Demo di PN Indramayu, Massa Tuntut Hukuman Mati Pembunuh Sadis Satu Keluarga
INDRAMAYU, iNews.id – Ratusan massa yang tergabung dalam Forum Solidaritas Indramayu (FSI) menggelar aksi unjuk rasa di depan Pengadilan Negeri Indramayu, Jawa Barat, Senin (4/5/2026). Massa menuntut majelis hakim untuk menjatuhkan hukuman mati kepada dua terdakwa kasus pembunuhan sadis yang menewaskan lima orang dalam satu keluarga.
Peristiwa keji tersebut terjadi di Kelurahan Paoman, Kecamatan Indramayu, Kabupaten Indramayu pada tahun 2025 lalu. Lima orang korban yang merupakan satu keluarga ditemukan tewas mengenaskan dan dikubur dalam satu liang lahat.
Kelima korban terdiri atas pasangan suami istri Budi dan Euis, ayah Budi yang bernama Syahroni, serta dua anak mereka, Ratu (7) dan Bela yang masih berusia delapan bulan.
Koordinator Umum FSI, Bangbang Sugiono, mengecam keras tindakan para pelaku yang dinilai sangat keji dan tidak manusiawi.
Dia menegaskan, aksi ini merupakan bentuk dorongan kepada aparat penegak hukum agar memberikan hukuman yang setimpal.
"Pembunuhan terhadap satu keluarga, termasuk anak-anak, telah melukai rasa kemanusiaan masyarakat. Kami meminta majelis hakim menjatuhkan hukuman maksimal jika terdakwa terbukti bersalah," ujar Bangbang Sugiono dalam orasinya.
Selain menuntut hukuman mati, massa juga mendesak agar proses hukum berjalan transparan dan hanya berlandaskan pada fakta persidangan. Aksi ini turut dipicu oleh isu yang berkembang di media sosial mengenai adanya keterlibatan pelaku lain di luar dua terdakwa saat ini, yakni Ririn dan Priyo.

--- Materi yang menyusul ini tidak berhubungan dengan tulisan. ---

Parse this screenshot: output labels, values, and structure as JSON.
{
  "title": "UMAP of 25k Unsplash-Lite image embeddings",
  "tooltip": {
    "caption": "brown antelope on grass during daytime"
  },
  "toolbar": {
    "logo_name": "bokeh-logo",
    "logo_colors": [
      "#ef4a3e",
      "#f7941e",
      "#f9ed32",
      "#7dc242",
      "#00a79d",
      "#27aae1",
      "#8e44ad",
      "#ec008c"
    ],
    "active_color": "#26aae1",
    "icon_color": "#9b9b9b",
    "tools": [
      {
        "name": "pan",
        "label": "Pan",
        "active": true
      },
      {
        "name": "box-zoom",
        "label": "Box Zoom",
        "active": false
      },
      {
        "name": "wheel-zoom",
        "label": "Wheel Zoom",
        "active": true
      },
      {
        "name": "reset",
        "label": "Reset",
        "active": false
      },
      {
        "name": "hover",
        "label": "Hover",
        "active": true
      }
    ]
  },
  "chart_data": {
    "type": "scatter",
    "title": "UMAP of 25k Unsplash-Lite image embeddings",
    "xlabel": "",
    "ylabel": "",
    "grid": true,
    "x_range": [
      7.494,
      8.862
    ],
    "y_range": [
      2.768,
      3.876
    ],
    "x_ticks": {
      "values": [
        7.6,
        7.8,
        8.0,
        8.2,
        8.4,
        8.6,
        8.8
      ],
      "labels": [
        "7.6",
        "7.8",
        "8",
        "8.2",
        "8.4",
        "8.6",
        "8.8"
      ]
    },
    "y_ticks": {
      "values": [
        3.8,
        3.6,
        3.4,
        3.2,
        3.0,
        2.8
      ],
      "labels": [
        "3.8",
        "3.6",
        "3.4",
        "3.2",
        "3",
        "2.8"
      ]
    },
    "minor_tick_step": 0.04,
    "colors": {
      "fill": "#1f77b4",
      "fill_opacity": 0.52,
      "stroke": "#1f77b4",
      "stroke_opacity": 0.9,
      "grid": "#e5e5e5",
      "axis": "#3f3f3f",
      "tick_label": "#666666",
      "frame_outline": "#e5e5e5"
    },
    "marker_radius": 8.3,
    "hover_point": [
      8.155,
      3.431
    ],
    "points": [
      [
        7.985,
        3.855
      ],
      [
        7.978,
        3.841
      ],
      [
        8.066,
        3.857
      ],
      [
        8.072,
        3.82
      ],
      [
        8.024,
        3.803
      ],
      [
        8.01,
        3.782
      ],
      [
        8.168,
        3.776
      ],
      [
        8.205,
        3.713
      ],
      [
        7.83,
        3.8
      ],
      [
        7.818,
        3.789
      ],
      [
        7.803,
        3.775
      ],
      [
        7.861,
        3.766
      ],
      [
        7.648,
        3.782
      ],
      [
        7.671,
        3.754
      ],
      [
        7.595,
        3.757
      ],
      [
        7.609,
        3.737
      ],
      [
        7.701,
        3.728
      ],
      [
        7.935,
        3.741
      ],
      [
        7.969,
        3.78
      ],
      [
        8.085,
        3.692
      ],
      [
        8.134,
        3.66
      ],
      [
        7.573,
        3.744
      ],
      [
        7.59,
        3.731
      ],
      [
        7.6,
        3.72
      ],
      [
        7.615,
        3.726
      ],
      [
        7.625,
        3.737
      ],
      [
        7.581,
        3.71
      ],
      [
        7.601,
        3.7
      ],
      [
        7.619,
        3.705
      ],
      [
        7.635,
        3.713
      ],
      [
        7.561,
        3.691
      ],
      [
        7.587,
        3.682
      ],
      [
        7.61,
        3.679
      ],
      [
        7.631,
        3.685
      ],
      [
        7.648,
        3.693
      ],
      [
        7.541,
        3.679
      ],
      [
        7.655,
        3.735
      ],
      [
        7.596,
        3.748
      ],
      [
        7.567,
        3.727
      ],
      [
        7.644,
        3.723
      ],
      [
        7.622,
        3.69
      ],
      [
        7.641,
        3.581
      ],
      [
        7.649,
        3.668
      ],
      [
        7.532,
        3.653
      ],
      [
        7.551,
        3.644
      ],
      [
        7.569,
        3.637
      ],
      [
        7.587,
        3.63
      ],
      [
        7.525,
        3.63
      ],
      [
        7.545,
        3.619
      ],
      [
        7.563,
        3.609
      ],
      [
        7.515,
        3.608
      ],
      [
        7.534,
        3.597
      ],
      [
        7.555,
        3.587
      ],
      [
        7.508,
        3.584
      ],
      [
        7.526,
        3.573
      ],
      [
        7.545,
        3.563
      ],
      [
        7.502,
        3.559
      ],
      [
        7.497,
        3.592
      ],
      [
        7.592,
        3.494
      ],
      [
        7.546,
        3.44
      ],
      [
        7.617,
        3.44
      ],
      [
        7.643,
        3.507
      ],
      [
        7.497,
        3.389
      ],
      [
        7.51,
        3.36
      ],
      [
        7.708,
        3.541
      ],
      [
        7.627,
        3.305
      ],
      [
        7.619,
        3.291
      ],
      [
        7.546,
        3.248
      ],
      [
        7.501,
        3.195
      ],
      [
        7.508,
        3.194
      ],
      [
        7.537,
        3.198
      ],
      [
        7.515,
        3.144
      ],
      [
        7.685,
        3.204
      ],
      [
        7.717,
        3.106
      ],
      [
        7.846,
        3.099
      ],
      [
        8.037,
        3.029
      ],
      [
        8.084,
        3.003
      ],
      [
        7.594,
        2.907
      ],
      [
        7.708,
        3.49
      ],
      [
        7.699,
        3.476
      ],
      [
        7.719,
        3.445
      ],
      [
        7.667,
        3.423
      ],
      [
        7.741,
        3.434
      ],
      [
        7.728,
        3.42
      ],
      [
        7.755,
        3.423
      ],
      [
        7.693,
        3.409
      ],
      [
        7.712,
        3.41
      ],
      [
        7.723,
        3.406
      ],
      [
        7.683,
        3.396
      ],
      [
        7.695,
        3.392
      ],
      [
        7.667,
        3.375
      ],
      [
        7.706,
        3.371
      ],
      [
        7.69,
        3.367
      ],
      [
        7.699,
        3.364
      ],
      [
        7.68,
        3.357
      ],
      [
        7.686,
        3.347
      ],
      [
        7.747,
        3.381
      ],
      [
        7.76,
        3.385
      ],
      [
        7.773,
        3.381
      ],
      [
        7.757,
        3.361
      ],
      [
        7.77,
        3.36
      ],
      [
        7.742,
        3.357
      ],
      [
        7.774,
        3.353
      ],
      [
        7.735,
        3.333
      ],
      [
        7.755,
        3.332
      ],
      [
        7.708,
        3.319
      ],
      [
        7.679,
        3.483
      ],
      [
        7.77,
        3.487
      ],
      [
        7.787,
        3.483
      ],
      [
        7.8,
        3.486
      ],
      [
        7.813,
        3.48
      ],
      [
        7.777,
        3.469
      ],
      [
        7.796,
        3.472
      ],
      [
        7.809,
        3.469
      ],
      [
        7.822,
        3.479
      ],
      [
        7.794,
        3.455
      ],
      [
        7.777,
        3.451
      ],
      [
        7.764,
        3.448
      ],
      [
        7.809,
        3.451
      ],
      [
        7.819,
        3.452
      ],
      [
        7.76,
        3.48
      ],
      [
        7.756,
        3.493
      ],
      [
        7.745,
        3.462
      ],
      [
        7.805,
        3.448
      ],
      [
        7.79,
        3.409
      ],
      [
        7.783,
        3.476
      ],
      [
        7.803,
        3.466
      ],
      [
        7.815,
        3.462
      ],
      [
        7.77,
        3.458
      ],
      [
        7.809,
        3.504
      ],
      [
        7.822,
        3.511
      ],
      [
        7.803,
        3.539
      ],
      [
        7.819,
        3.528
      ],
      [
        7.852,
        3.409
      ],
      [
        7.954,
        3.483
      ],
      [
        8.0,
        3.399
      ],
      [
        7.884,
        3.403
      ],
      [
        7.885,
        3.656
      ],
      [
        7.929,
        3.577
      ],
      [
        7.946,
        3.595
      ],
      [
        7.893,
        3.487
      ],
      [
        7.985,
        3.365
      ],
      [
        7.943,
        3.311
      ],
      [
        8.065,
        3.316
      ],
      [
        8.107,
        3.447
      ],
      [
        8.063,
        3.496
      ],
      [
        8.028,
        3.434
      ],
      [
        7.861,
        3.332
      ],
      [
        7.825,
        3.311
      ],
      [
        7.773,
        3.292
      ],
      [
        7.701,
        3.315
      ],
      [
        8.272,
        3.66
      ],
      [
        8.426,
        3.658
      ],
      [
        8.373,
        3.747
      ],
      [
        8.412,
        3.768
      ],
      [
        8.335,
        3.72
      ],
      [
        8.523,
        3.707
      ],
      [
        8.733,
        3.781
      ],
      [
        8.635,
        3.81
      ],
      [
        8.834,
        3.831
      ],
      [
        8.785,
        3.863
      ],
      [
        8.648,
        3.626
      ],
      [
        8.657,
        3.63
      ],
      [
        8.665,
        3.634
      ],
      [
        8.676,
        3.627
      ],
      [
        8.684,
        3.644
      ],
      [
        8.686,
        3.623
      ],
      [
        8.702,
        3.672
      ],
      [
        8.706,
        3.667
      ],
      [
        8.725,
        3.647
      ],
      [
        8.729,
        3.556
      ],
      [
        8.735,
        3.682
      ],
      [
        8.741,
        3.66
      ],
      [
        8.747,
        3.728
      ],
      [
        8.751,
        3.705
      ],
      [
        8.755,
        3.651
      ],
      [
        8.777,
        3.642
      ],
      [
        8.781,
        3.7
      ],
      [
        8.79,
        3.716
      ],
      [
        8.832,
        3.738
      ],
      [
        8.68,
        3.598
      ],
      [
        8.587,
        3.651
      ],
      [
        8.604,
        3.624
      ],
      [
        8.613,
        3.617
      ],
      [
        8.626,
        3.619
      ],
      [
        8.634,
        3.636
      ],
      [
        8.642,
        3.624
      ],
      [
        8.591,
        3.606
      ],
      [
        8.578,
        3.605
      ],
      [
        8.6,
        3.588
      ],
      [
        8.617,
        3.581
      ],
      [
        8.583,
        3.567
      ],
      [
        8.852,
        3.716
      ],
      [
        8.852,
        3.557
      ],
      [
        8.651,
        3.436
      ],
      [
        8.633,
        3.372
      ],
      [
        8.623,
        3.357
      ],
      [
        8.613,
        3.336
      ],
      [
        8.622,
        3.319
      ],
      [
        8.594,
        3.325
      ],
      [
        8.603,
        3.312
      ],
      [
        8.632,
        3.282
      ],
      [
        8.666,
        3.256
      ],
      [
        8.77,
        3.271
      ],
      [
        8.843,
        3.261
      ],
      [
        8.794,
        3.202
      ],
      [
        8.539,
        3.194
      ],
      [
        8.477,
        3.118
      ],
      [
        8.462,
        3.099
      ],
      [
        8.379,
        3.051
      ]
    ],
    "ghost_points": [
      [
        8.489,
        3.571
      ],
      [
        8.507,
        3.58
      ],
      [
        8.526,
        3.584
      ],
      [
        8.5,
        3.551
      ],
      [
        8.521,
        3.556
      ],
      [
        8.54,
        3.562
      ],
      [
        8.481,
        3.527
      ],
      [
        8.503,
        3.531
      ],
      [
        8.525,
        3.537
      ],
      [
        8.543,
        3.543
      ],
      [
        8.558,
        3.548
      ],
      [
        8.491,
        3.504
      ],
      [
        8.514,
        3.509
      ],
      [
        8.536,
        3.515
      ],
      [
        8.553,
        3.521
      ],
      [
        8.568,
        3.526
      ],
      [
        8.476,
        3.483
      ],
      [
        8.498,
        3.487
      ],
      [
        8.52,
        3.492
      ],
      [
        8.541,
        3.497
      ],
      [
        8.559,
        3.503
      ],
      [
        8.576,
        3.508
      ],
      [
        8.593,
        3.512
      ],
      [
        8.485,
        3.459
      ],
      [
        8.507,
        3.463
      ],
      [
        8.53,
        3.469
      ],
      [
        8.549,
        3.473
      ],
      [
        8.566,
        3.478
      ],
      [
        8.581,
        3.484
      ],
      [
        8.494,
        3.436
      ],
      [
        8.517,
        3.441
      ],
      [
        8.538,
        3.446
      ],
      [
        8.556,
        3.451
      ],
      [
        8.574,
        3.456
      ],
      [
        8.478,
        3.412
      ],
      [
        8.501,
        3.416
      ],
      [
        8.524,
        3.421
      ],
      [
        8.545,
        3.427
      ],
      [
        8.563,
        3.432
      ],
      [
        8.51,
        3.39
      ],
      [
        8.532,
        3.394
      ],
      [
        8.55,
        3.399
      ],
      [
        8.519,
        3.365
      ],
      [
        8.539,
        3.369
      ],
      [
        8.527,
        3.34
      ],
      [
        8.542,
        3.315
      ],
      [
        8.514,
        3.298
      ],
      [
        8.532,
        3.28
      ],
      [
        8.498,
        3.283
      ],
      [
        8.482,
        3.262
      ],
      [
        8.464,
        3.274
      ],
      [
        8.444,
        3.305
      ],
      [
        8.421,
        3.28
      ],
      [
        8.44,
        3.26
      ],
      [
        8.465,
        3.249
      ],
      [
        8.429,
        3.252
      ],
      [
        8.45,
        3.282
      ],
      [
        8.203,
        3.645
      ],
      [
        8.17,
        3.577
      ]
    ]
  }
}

Masyarakat berharap agar proses hukum berjalan tegas tanpa dipengaruhi oleh opini yang berkembang liar di ruang publik. Hingga saat ini, massa aksi terus mengawal jalannya persidangan untuk memastikan keadilan bagi keluarga korban.
Sebelumnya, salah satu terdakwa pembunuhan, Ririn mendadak histeris usai sidang di Pengadilan Negeri (PN) Indramayu, Rabu (29/4/2026). Dia mengatakan bukan pelaku utama dalam peristiwa tersebut.
Ketegangan meningkat ketika Ririn hendak dibawa petugas ke mobil tahanan. Dia berteriak dan menyebut sejumlah nama yang diduga terlibat dalam kasus pembunuhan itu, sambil menegaskan dia tidak sendirian dalam peristiwa tersebut.
Petugas pengadilan kemudian segera mengamankan situasi dan membawa terdakwa kembali ke Lembaga Pemasyarakatan Kelas IIB Indramayu.